What we experience in Sri Lanka is a crisis created by the abandonment of limits of burrowing and obtaining loans haphazardly and in arbitrary manner regardless of consequences, particularly during the post-1978 period. Borrowing more and more to solve the crisis created by persistent borrowing has gradually escalated the crisis reaching the point where it is no longer possible to borrow any more today.
This process has to be handled under legal control. The proposed new legal framework should be based on a system which is open, accountable, and capable of monitoring those processes; and it should include adequate provisions to prevent prejudicial actions revealed by the monitoring process and restrictions imposed not allowing anyone to work outside those provisions.
This is done through the rule of law. It could only be achieved if there is an effective legal framework and law enforcement system that can help maintain the rule of law in the country. The basic structure of this order will be created by the Constitution, the supreme law of a country. All the other laws are made based on the Constitution. Thus, the disregard of laws which have been enacted in conformity with the provisions of the Constitution will necessarily amount to violating the Constitution itself. It will become a crime committed against the entire nation. The financial stability of the country could be achieved only by preventing the rulers from violating the laws of the country.

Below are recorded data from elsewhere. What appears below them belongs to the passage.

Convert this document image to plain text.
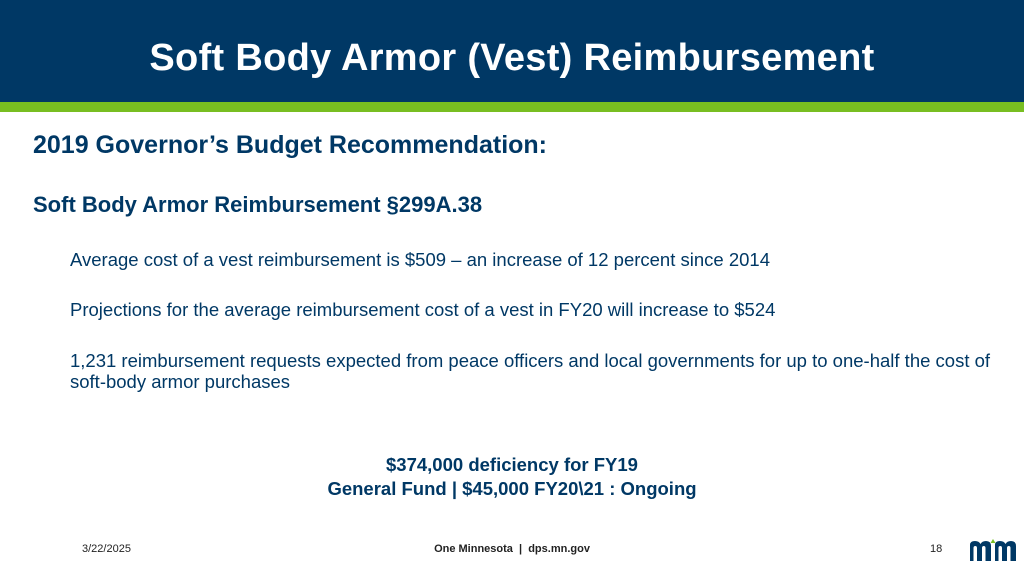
Soft Body Armor (Vest) Reimbursement
2019 Governor’s Budget Recommendation:
Soft Body Armor Reimbursement §299A.38
Average cost of a vest reimbursement is $509 – an increase of 12 percent since 2014
Projections for the average reimbursement cost of a vest in FY20 will increase to $524
1,231 reimbursement requests expected from peace officers and local governments for up to one-half the cost of soft-body armor purchases
$374,000 deficiency for FY19
General Fund | $45,000 FY20\21 : Ongoing
3/22/2025	One Minnesota  |  dps.mn.gov	18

However, it was absolutely an opposite process that had prevailed in Sri Lanka since the 1960s. In other words, the Constitution has been made an invalidated document by breaking the rule of law, and in that context the rulers had gained ability to act in defiance of all relevant laws, thus being able to act at their own will and pursue an extremely destructive borrowing policy.

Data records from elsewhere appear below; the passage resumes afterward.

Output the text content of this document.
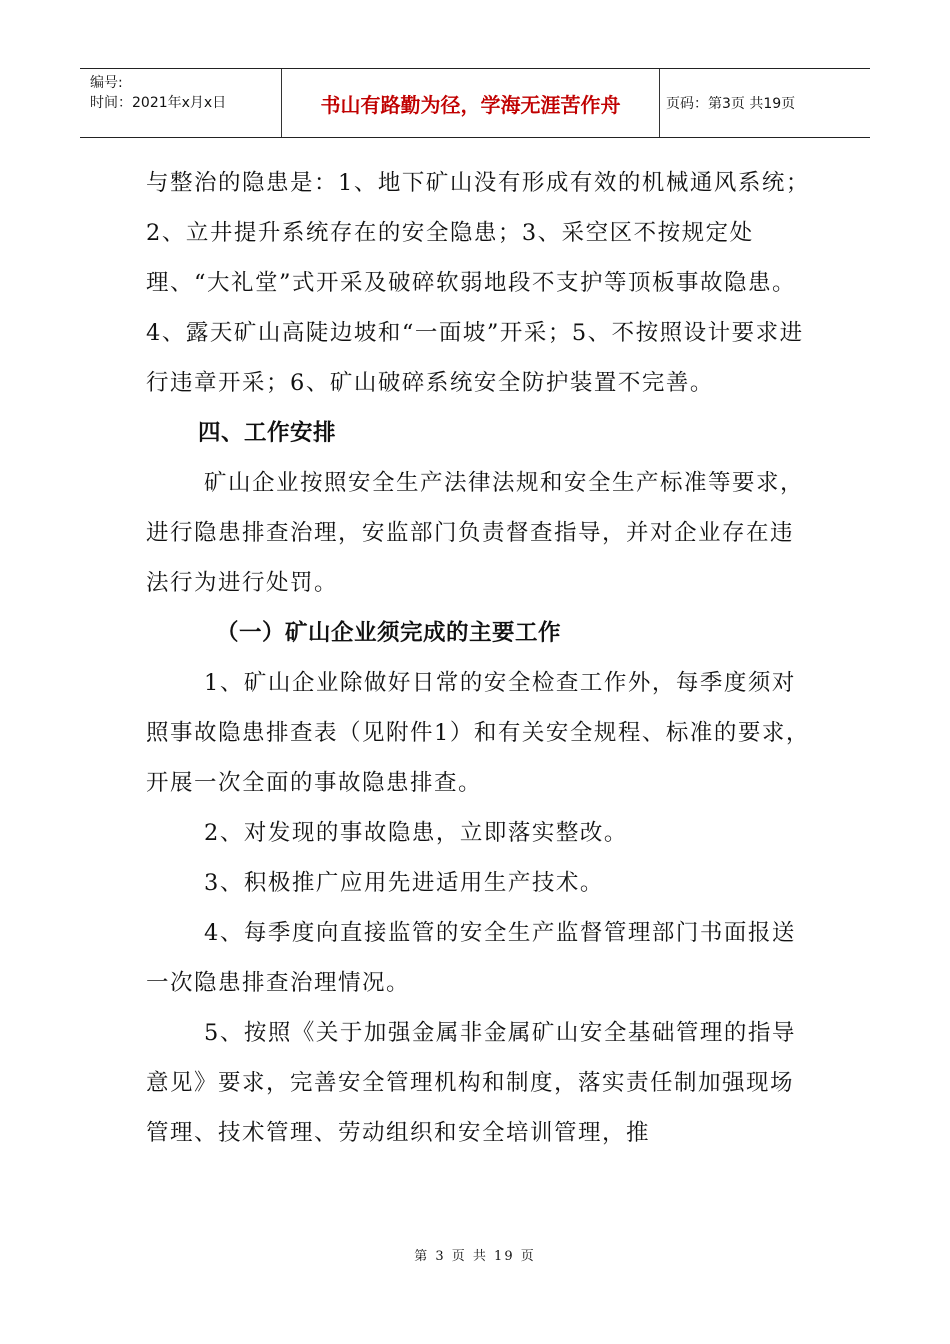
编号:
时间：2021年x月x日	书山有路勤为径，学海无涯苦作舟	页码：第3页 共19页

与整治的隐患是：1、地下矿山没有形成有效的机械通风系统；2、立井提升系统存在的安全隐患；3、采空区不按规定处理、“大礼堂”式开采及破碎软弱地段不支护等顶板事故隐患。4、露天矿山高陡边坡和“一面坡”开采；5、不按照设计要求进行违章开采；6、矿山破碎系统安全防护装置不完善。

四、工作安排

矿山企业按照安全生产法律法规和安全生产标准等要求，进行隐患排查治理，安监部门负责督查指导，并对企业存在违法行为进行处罚。

（一）矿山企业须完成的主要工作

1、矿山企业除做好日常的安全检查工作外，每季度须对照事故隐患排查表（见附件1）和有关安全规程、标准的要求，开展一次全面的事故隐患排查。

2、对发现的事故隐患，立即落实整改。

3、积极推广应用先进适用生产技术。

4、每季度向直接监管的安全生产监督管理部门书面报送一次隐患排查治理情况。

5、按照《关于加强金属非金属矿山安全基础管理的指导意见》要求，完善安全管理机构和制度，落实责任制加强现场管理、技术管理、劳动组织和安全培训管理，推

第 3 页 共 19 页
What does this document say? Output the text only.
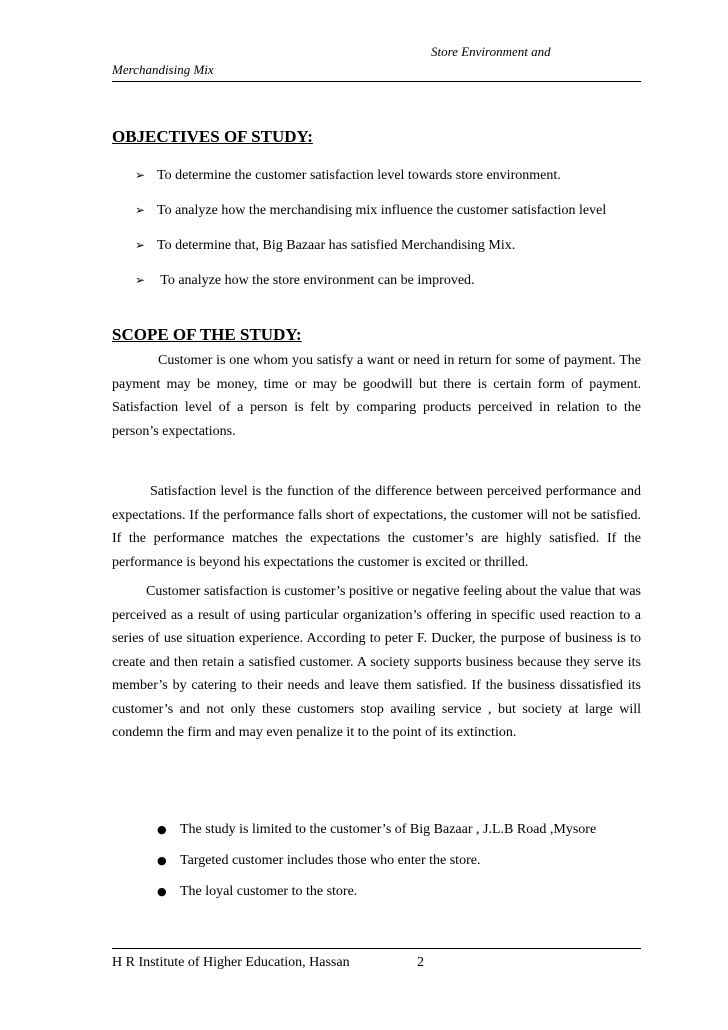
Store Environment and
Merchandising Mix
OBJECTIVES OF STUDY:
➢ To determine the customer satisfaction level towards store environment.
➢ To analyze how the merchandising mix influence the customer satisfaction level
➢ To determine that, Big Bazaar has satisfied Merchandising Mix.
➢ To analyze how the store environment can be improved.
SCOPE OF THE STUDY:

Customer is one whom you satisfy a want or need in return for some of payment. The payment may be money, time or may be goodwill but there is certain form of payment. Satisfaction level of a person is felt by comparing products perceived in relation to the person’s expectations.

Satisfaction level is the function of the difference between perceived performance and expectations. If the performance falls short of expectations, the customer will not be satisfied. If the performance matches the expectations the customer’s are highly satisfied. If the performance is beyond his expectations the customer is excited or thrilled.

Customer satisfaction is customer’s positive or negative feeling about the value that was perceived as a result of using particular organization’s offering in specific used reaction to a series of use situation experience. According to peter F. Ducker, the purpose of business is to create and then retain a satisfied customer. A society supports business because they serve its member’s by catering to their needs and leave them satisfied. If the business dissatisfied its customer’s and not only these customers stop availing service , but society at large will condemn the firm and may even penalize it to the point of its extinction.

● The study is limited to the customer’s of Big Bazaar , J.L.B Road ,Mysore
● Targeted customer includes those who enter the store.
● The loyal customer to the store.
H R Institute of Higher Education, Hassan	2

This has been done by undermining the Constitution, the supreme law of the land. The appointment of an Executive President above the Constitution meant the reign of arbitrariness over the law. This is not just a question of individuals, but a complete abandonment of the concept of the rule of law. Although the term ‘rule of law’ is included in the Constitution and other laws in word, the ‘obstinate person’, by subtly undermining the Constitutional Law, has been able to exacerbate his obstinacy over and above all the laws. This situation is the main source of the current financial crisis and the resulting dollar crisis facing the country.
Therefore, the people who have received an opportunity to formulate a new constitution in good faith should seriously intervene to strictly control the borrowing process by making the new constitution a meaningful document giving priority for the rule of law and subjecting the ruler, the head of state to the rule of law.
One major doubt about the borrowing process in Sri Lanka is that most of the money borrowed through many loans have been syphoned off for corruption and also to produce wealthy tycoons who have reaped the benefit of a good share of loans obtained for their personal advantage. Consequently, the entire parliamentary system and the country are in a state of degeneration. The politicians as a breed have lost their recognition and integrity. The milieu in which the politicians were considered a virtuous lot has largely disappeared from the country. The whole system is overwhelmed by an air of extreme dissatisfaction.